A double-blind, placebo-controlled, multi-center trial was conducted in 250 adult patients with mildly to moderately active ulcerative colitis. The trial population was primarily white (84%), had a mean age of 44 years (7% age 65 years or older), and 49% were men. Disease activity was assessed using a modified Mayo Disease Activity Index1 (MMDAI), which was a sum of four subscores (bowel frequency, rectal bleeding, endoscopic appearance, and physician's global assessment), each ranging from 0 to 3, with higher scores indicating worse disease. The median baseline MMDAI score was 8 and the median baseline rectal bleeding subscore was 2. Patients were randomized 2:1 to receive 8 weeks of treatment with either GIAZO 3.3 g twice daily or placebo.
The primary efficacy endpoint was the proportion of patients that achieved clinical improvement and improvement in the rectal bleeding subscale of the MMDAI at the end of 8 weeks of treatment. Clinical Improvement was defined as having both a ≥ 3 point improvement from baseline in the MMDAI score and a ≥ 1 point improvement from baseline in the rectal bleeding subscore. Two key secondary efficacy endpoints were the proportion of patients with Clinical Remission and Mucosal Healing at the end of 8 weeks of treatment. Clinical Remission was defined as a score of 0 for rectal bleeding and a combined score of ≤ 2 for bowel frequency and physician's assessment using the MMDAI subscale; the endoscopic subscore was not considered in this definition.
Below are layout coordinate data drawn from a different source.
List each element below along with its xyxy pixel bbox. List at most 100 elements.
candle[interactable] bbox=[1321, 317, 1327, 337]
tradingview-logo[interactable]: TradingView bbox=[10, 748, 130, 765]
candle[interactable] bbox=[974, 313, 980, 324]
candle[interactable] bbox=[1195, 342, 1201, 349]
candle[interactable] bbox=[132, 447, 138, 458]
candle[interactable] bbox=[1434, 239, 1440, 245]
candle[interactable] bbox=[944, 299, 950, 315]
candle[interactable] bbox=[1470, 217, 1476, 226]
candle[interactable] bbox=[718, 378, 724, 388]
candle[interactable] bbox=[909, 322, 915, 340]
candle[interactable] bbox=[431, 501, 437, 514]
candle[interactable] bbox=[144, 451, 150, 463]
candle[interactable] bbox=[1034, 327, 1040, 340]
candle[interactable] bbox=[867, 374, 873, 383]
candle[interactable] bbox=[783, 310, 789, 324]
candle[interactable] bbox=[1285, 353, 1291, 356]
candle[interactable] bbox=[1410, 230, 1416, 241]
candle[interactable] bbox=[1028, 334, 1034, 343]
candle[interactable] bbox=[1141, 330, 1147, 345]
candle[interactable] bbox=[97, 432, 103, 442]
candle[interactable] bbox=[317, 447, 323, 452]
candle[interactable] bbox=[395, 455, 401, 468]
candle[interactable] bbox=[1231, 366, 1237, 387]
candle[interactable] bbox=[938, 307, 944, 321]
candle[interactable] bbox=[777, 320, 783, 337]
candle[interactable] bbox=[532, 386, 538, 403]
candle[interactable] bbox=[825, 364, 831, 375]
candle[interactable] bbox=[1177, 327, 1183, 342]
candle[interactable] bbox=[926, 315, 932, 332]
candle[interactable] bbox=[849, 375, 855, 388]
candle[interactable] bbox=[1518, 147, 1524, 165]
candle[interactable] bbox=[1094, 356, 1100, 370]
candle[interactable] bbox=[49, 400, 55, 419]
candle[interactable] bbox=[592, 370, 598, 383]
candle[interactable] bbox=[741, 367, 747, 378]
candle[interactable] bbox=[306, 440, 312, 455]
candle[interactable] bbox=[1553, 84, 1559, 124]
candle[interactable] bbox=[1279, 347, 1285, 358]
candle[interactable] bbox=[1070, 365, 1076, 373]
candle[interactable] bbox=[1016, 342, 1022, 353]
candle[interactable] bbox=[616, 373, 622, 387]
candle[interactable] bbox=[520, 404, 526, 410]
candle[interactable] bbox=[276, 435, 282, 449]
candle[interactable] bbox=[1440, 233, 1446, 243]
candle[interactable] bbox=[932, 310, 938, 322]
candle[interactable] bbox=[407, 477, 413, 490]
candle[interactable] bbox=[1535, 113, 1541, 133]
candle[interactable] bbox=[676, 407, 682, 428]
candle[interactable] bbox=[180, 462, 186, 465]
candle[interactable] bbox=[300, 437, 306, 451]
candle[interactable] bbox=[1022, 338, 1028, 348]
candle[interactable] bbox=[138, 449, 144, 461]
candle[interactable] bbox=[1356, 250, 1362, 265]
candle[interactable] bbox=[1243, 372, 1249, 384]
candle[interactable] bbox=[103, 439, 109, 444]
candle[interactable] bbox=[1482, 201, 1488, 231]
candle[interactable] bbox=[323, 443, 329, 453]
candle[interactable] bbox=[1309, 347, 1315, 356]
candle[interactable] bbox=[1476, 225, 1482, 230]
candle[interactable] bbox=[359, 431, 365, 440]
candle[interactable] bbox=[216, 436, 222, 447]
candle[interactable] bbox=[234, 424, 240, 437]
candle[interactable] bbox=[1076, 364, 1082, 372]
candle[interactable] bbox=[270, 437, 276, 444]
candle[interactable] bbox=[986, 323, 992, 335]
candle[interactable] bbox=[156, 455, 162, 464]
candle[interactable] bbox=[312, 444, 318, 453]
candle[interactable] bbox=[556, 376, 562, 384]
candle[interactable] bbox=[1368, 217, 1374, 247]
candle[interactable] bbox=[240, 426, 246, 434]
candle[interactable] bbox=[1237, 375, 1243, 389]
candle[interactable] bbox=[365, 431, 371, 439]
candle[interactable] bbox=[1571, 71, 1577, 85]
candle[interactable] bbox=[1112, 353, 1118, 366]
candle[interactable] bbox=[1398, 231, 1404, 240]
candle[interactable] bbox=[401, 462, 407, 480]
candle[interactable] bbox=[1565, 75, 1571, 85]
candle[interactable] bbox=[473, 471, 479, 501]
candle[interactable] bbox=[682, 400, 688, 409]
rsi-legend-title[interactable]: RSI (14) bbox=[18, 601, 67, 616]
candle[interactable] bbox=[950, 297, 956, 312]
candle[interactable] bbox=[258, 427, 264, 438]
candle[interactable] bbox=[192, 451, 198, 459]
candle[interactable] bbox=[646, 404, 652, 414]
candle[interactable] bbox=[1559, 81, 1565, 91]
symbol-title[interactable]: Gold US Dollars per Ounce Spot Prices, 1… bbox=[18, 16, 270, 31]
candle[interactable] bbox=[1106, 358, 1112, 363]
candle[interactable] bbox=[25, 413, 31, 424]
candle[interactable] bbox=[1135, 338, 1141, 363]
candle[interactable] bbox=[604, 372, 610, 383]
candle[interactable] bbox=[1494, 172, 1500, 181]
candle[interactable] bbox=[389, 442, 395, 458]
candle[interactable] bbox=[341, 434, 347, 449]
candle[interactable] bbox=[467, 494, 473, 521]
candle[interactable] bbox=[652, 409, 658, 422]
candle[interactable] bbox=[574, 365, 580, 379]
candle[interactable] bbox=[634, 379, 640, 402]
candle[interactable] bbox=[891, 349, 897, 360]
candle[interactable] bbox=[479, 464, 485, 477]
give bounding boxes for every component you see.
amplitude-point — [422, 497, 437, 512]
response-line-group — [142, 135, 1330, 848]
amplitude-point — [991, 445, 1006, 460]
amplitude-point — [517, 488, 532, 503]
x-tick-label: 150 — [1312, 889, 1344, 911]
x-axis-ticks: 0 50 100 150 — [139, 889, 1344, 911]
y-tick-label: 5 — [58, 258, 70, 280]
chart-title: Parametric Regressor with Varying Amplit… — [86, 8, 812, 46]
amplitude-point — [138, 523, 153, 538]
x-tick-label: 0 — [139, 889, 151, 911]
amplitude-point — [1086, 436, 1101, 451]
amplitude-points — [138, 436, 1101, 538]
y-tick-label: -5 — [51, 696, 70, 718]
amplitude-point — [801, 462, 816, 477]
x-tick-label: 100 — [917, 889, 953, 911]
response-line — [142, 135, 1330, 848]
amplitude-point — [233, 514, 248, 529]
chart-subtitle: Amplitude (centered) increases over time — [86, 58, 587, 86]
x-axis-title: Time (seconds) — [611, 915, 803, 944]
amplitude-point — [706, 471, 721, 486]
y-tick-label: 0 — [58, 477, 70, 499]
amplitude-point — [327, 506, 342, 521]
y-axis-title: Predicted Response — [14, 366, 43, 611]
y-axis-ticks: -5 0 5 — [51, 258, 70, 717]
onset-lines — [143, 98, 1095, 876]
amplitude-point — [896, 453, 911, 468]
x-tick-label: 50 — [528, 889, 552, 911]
Mucosal Healing was defined as an endoscopy/sigmoidoscopy score of 0 or 1, where a score of 1 could include signs of erythema or decreased vascular pattern; by definition, the presence of friability indicated a score of 2 or 3.
After 8 weeks of treatment, the proportion of patients who met the definition of Clinical Improvement was greater for the GIAZO-treated group compared to the placebo group (Table 3).
Table 3: Proportion of Patients with Clinical
Improvement* at Week 8 for the Total Population and by Gender Subgroups
| GIAZO | Placebo | p-value | |
| Total Population | 55% | 40% | 0.0237 |
| Males | 57% | 20% | |
| Females | 54% | 58% | |
| * Clinical Improvement: ≥ 3 improvement in MMDAI score and ≥ 1 point improvement in rectal bleeding. | |||
These differences were statistically significant in the overall population; however, these effects were entirely driven by the results in the male subpopulation. With adjustment for multiplicity, statistically significant differences were also seen in the male patients for Clinical Remission (35% with GIAZO vs. 13% for placebo) and for Mucosal Healing (52% with GIAZO vs. 20% for placebo). Effectiveness of GIAZO was not demonstrated in the female subpopulation in the clinical trial.
REFERENCES
1. Schroeder KW, Tremaine WJ, Ilstrup DM. Coated oral 5-aminosalicylic acid therapy for mild to moderately active ulcerative colitis: a randomized study. N Engl J Med. 1987;317:1625-9.